Лебедев увлеченно марал и переписывал до тех пор, пока не уложил свои самые важные мысли в заданный себе размер прокламации. Черновые наброски он понес жечь на кухню.
Фаина Егоровна взглянула на него виновато: от чайника поднимался еще только легкий парок. Девочка с кочережкой в руке сидела на скамейке, свесив худые длинные ножки, и сонно глядела на желтое пламя, слабо мерцающее в круглых отверстиях топочной дверцы.
— Керосину бы, что ли, плеснуть, — сказала Фаина Егоровна, откладывая в сторону рубашку, которую она штопала для заказчика. И закричала на дочь: — Васенка, горе мое, что же ты завяла?
— Напрасно вы так для меня хлопочете, — сказал Лебедев, отбирая у Васенки кочережку и шевеля ею дрова в плите. Они сразу брызнули золотыми звонкими искрами. — Не беда, если бы я поужинал и без чая. Мне к этому не привыкать.
— Потому и хочется хотя малость какую вам приятного сделать, — отозвалась Фаина Егоровна, взявшись снова за иглу и краем глаза кося на дочь, которая тут же взобралась на постель и уткнулась головенкой в подушку. — А, что я на Васенку кричу, вы не обращайте внимания. Характером я ожесточилась, это против воли моей. Не сама я кричу, а нужда моя, горе кричит. Как вдовой осталась, так веселья в себе и не найду, сердце саднеет и саднеет. — Она устало смахнула рукой росинки пота со лба. — А Васенку я очень люблю. И лицом — вылитый муж… Заснула. Хотя бы платьишко скинула…
Лебедев сунул в огонь свои черновики и подошел к девочке. Погладил спутанные волосы Васенки и принялся ее раздевать.

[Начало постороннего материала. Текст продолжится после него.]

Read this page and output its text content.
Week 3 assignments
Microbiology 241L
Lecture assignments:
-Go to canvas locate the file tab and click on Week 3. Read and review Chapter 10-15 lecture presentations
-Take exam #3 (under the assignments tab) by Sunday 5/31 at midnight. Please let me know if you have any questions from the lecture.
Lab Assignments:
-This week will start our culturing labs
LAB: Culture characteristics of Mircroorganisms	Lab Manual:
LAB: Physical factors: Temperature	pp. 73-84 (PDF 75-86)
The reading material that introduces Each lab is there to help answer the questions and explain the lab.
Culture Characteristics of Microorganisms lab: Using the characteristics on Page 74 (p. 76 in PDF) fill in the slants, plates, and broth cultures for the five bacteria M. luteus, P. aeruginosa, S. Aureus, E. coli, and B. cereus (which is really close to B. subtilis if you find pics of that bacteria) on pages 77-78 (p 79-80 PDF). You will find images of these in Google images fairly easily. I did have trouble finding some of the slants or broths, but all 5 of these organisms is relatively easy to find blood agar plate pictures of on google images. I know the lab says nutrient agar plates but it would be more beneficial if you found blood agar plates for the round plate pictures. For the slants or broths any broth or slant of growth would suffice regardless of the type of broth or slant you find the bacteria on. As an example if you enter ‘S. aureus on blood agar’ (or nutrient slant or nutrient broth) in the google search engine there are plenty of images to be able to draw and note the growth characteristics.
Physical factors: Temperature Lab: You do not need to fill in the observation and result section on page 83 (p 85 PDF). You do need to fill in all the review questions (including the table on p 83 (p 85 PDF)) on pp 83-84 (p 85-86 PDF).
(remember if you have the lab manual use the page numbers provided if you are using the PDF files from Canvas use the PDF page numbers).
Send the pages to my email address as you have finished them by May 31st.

— Да вы что это? — воскликнула Фаина Егоровна. — Будет вам. Управлюсь вот с рубашкой и сама ее уложу.
— А мне тоже хочется.
Он посадил на край постели безвольно поникшую девочку и, слегка прислонив ее к себе, начал через голову стаскивать с нее платье. Вырез оказался узким. Чтобы не сделать больно ребенку, Лебедев стал осторожно высвобождать из него уши Васенки. Коснулся пальцами ее тонкой, теплой шеи. Васенка сразу съежилась, втянула голову в плечи и, не открывая глаз, засмеялась.

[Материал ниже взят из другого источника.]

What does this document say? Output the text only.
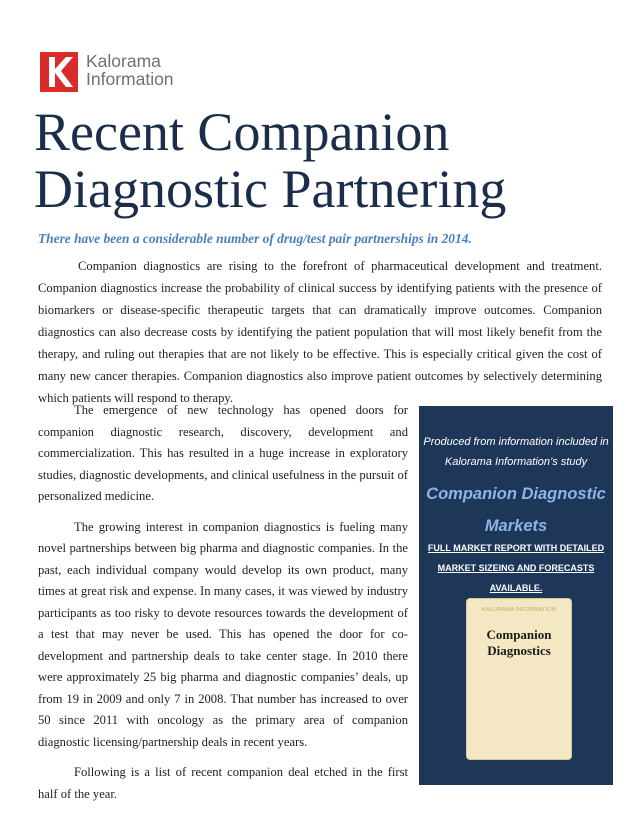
Kalorama
Information
Recent Companion
Diagnostic Partnering
There have been a considerable number of drug/test pair partnerships in 2014.

Companion diagnostics are rising to the forefront of pharmaceutical development and treatment. Companion diagnostics increase the probability of clinical success by identifying patients with the presence of biomarkers or disease-specific therapeutic targets that can dramatically improve outcomes. Companion diagnostics can also decrease costs by identifying the patient population that will most likely benefit from the therapy, and ruling out therapies that are not likely to be effective. This is especially critical given the cost of many new cancer therapies. Companion diagnostics also improve patient outcomes by selectively determining which patients will respond to therapy.

The emergence of new technology has opened doors for companion diagnostic research, discovery, development and commercialization. This has resulted in a huge increase in exploratory studies, diagnostic developments, and clinical usefulness in the pursuit of personalized medicine.

The growing interest in companion diagnostics is fueling many novel partnerships between big pharma and diagnostic companies. In the past, each individual company would develop its own product, many times at great risk and expense. In many cases, it was viewed by industry participants as too risky to devote resources towards the development of a test that may never be used. This has opened the door for co-development and partnership deals to take center stage. In 2010 there were approximately 25 big pharma and diagnostic companies’ deals, up from 19 in 2009 and only 7 in 2008. That number has increased to over 50 since 2011 with oncology as the primary area of companion diagnostic licensing/partnership deals in recent years.

Following is a list of recent companion deal etched in the first half of the year.

Produced from information included in Kalorama Information’s study
Companion Diagnostic Markets
FULL MARKET REPORT WITH DETAILED MARKET SIZEING AND FORECASTS AVAILABLE.
KALORAMA INFORMATION
Companion Diagnostics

— Чикотки боится, — заметила Фаина Егоровна. — Случится, губы надует, осердится, а я ее пальцем под мышку или к шее — и враз расхохочется.
Васенка, оставшись в одной рубашонке, свалилась кульком. Лебедев отогнул одеяло, взбил помягче подушку и поднял девочку на руки. Он мог бы сразу опустить ее на приготовленное место, но почему-то не хотелось этого. Он прислушивался, как тонко и остро бьется сердце Васенки, как дышит она, глубоко втягивая воздух, разглядывал синие жилки на бледных, впалых висках, маленькие розовые шрамики, оставшиеся на руке после прививки оспы.